耐火被覆という処理を施せば、木造よりも火災保険の保険料が抑えられるほど高い耐火性を持ちます。法定耐用年数も34年と長持ちです。
・少ない柱で建てられるため、間取りやデザインの自由度が高い
柱や梁のそれぞれの強度が高いため、使用する本数が少なく済みます。
そのため、開放的な間取りや広い間口を得意とし、理想の間取りを実現しやすくなります。
軽量鉄骨造
・部材が工場で生産されるため、品質が安定している
これは重量鉄骨と同様です。
・工場で大量生産・短い工期により、建築費用を抑えられる
同じ鉄骨でも、重量と比べて部材の大量生産が可能であるため、コストを抑えることができます。工期も短くて済み、その分の人件費が削減できます。
・強度の高さと軽量を両立しており、耐震性が高い
部材が軽量であることに加え、丈夫な鉄骨を軸組・筋交いで補強しているため、高い耐震性を実現します。
デメリット
重量鉄骨造
・内部結露が発生しやすく、防錆処理が必須
木材と違って部材が湿度のコントロール機能を持たず、気密性が高い構造であるため、内部に湿気が溜まりやすくなります。防錆処理をしなければ、鉄骨が錆びて強度に影響があります。
・夏は暑く、冬は寒くなりやすい
木材のような通気性や、コンクリートのような断熱性を持たないため、外気温の影響を受けやすくなります。そのため、木材やコンクリ―トに比べると、冷暖房効率はそれほど良くないといえます。
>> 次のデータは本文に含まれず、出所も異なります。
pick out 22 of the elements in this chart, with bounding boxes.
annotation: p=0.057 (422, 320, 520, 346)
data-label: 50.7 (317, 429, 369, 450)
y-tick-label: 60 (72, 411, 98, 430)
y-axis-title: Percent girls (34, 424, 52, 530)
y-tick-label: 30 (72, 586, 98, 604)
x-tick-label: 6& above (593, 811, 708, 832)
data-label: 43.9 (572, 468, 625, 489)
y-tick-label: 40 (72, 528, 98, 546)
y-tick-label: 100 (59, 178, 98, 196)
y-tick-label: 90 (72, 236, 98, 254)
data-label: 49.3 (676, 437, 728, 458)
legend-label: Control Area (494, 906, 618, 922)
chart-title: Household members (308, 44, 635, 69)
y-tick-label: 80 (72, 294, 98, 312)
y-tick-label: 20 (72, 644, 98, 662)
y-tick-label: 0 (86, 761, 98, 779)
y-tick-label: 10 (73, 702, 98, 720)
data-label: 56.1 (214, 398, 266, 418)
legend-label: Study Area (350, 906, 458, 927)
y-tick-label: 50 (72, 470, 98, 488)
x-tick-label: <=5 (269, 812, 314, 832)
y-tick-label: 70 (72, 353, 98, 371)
・強固な地盤が必要なため、基礎工事や地盤改良にコストがかかるケースがある
その重量ゆえに地盤が安定してないと建築することができず、地域によっては基礎の追加工事や地盤改良工事が必要になり、コストに直結してしまいます。
・大量生産ができず、建築コストが高い
各部材が高価であるため、全体の建築コストは割高になります。
軽量鉄骨造
・内部結露が発生しやすく、防錆処理が必須
これは重量鉄骨と同様です。
・夏は暑く、冬は寒くなりやすい
これも重量鉄骨と同様です。
・耐火性は高くない
薄い鉄骨は熱に弱く、火災の際には急激に強度が弱まって建物が倒壊する恐れがあるといわれています。これを防ぐために、通常は耐火被覆の処理を行います。
まとめ
重量と軽量に分けて、鉄骨造について説明しました。
鉄骨造とは骨組みに鋼材を用いる建物の構造を指し、使用する鉄骨の厚みによって名称が分かれます。
それぞれに共通する特徴もあれば異なるメリット・デメリットもあります。お伝えしてきたように、鉄骨造は、主に安定した品質と高い強度が長所であり、熱や湿度に弱い点が短所になります。
近年では技術の向上によって短所を克服しているため、他の構造と比較検討する場合には、優劣というよりも各特性が、ご自身の希望に合っているかを重視すると良いでしょう。
この記事の内容を参考に、自分にぴったりの注文住宅の建て方を見極めてください。